Tvanfsson is right in that if you index the FKEY you'll get pretty comparable performance unless there's going to be millions of records in the 'users_ips' table.
What's even better is that by keeping these tables normalized you can actually report on this information in the future so that when users are confused as to why they can't login from certain LANs, writing the app (or SQL) to troubleshoot and do user IP lookups will be A LOT easier.
One option would be to store your Ip addresses as an xml string. I think this would be better than a comma separted list and allow you flexibility to add other elements to the string should you need them (Port comes to mind) without database changes.
Although, I think the normalized fashion is better in most cases.
As with any denormalization question, you need to consider the costs associated with it. In particular, if you list the IP addresses in the main table, how are you going to be able to answer the question "which users can be associated with IP address w.x.y.z?". With the fully normalized form, that is easy and symmetric with "which IP addresses can be associated with user pqr?". With denormalized forms, the questions have very different answers. Also, ensuring that the correct integrity rules are applied is much harder in the denormalized version, in general.
You may want to consider an user-attribute table and attribute-type table where you can define what type of attributes a user can have. Each new use use case would become an attribute type, and the data would simply be added user-attribute table.
With your example of the IP addresses, you would have an attribute type of IP and store the respective IP's in the user-attribute table. This gives you the flexibility to add another type, such as MAC address, and does not require that you create a new table to support the new data types. For each new use case you do not have to add anything bu data.

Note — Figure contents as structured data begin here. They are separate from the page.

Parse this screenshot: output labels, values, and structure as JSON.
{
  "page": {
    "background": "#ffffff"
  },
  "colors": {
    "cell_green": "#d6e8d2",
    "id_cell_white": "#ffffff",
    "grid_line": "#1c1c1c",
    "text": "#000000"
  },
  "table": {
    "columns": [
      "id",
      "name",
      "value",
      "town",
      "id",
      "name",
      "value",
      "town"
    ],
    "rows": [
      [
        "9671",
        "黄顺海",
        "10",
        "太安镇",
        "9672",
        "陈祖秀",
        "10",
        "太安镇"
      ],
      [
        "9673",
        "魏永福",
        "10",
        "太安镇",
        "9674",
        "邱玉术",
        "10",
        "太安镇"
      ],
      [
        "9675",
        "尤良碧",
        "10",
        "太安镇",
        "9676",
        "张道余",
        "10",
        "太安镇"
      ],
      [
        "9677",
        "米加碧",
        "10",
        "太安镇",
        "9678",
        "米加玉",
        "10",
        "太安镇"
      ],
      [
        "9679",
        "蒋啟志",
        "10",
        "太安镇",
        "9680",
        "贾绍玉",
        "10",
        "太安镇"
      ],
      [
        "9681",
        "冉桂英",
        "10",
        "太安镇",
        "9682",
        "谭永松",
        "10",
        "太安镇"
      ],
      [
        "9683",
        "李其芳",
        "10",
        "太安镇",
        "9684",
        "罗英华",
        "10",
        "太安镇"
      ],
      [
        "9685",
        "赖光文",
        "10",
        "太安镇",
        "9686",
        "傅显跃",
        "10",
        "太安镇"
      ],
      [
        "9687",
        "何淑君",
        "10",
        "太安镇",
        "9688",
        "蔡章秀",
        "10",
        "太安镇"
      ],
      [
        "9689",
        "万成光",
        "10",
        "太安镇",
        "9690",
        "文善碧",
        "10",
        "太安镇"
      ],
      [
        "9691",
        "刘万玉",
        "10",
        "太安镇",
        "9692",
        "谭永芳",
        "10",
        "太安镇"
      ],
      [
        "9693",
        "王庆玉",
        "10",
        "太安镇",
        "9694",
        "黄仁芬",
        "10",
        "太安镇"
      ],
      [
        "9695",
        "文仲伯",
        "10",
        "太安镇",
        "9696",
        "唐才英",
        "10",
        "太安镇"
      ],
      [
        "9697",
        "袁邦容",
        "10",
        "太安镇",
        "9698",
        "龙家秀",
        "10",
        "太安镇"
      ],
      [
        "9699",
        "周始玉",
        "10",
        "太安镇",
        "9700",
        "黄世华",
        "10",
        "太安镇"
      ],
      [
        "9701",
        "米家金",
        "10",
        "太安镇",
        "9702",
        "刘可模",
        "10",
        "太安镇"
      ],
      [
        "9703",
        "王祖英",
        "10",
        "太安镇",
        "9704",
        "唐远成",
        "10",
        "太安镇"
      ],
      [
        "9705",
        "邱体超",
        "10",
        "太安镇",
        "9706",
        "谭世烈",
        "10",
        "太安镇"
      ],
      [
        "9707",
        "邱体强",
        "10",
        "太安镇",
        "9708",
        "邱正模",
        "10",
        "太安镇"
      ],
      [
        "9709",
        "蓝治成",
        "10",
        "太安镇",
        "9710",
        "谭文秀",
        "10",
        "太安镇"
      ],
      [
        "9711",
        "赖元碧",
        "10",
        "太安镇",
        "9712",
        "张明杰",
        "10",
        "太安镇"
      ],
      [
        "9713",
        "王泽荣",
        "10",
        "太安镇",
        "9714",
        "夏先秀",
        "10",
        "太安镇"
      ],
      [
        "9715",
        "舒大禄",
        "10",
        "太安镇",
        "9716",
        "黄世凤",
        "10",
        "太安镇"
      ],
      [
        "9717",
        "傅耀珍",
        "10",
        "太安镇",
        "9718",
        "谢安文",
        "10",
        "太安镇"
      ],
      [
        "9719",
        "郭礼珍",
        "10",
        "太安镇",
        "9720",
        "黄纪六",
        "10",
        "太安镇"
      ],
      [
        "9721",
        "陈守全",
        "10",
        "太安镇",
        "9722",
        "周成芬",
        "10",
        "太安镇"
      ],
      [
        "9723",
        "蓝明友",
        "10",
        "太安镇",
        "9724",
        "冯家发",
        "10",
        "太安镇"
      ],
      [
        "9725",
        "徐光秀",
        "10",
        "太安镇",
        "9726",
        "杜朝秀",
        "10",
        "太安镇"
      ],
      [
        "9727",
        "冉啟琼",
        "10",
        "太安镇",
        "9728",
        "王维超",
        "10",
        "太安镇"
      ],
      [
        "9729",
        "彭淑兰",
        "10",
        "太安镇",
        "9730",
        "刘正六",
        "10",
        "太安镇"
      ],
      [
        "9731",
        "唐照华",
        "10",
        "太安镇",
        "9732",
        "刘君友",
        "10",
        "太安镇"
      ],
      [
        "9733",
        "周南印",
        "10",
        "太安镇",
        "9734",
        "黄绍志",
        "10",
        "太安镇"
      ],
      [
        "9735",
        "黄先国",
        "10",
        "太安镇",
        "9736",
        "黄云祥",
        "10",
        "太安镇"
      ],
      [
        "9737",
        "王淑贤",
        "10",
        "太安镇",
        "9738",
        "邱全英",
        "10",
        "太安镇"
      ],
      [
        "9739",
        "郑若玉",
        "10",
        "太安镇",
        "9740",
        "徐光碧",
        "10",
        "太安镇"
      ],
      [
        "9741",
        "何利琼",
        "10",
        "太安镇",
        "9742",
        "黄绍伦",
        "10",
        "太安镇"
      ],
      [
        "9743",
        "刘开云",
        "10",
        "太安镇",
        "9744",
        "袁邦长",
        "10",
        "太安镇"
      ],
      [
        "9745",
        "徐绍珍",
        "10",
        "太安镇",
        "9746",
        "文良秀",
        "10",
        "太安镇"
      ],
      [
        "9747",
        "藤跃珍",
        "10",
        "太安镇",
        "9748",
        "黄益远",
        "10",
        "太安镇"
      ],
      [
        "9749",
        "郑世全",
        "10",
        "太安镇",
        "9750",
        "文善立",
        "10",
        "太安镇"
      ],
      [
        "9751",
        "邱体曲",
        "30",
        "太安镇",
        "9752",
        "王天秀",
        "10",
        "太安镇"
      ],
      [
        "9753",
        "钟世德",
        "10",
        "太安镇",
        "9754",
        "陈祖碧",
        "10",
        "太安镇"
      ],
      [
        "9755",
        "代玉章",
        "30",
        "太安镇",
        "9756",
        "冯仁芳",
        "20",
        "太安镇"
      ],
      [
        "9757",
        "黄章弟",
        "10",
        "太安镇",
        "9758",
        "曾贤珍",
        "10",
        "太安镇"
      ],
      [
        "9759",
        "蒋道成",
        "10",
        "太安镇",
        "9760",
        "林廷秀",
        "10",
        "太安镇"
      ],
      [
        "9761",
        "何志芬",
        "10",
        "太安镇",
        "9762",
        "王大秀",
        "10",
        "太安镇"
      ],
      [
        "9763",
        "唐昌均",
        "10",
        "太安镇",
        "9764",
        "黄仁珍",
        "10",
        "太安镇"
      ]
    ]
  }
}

The down side is that your queries will be a little more complex given this attribute structure.
IMHO, it's all about cost/benefit analysis. All depends on requirements (including probable ones) and capabilities of the platform you are using.
For example, if you have a requirement like "Show all unique IP addresses recorded in the system", then you better "branch" now and create a separate table to store IP addresses. Or if you need certain constraints on IP addresses (like "all IP addresses of a given user must be unique) then you might greatly benefit from having a separate table and proper constraints applied to it. (Please note that you could meet both requirements even if you used de-normalized design and proper XML-related machinery; however, RelDB-based solution to these requirements seems to be much cheaper to implement and maintain.)
Obviously, these are not be the only examples of requirements that would dictate normalized solution.
At the same time, I think that requirements like "Show all IP addresses of a user" or "Show all users associated with a given IP address" may not be sufficient to justify a normalized solution.
You could try to perform deeper analysis (in search of requirements of the first type), or just rely on your understanding of the project's context (current and future) and on your "guts feeling".
My own "guts feeling" in this particular case is that requirements of the first type (pro-normalization requirements) are extremely likely, so you'd be better off with a normalized solution, from the very beginning. However, you've said that this use case is fictitious, so in your real situation the conclusion may be exactly opposite.
Never say "never": 3NF is not always the best answer.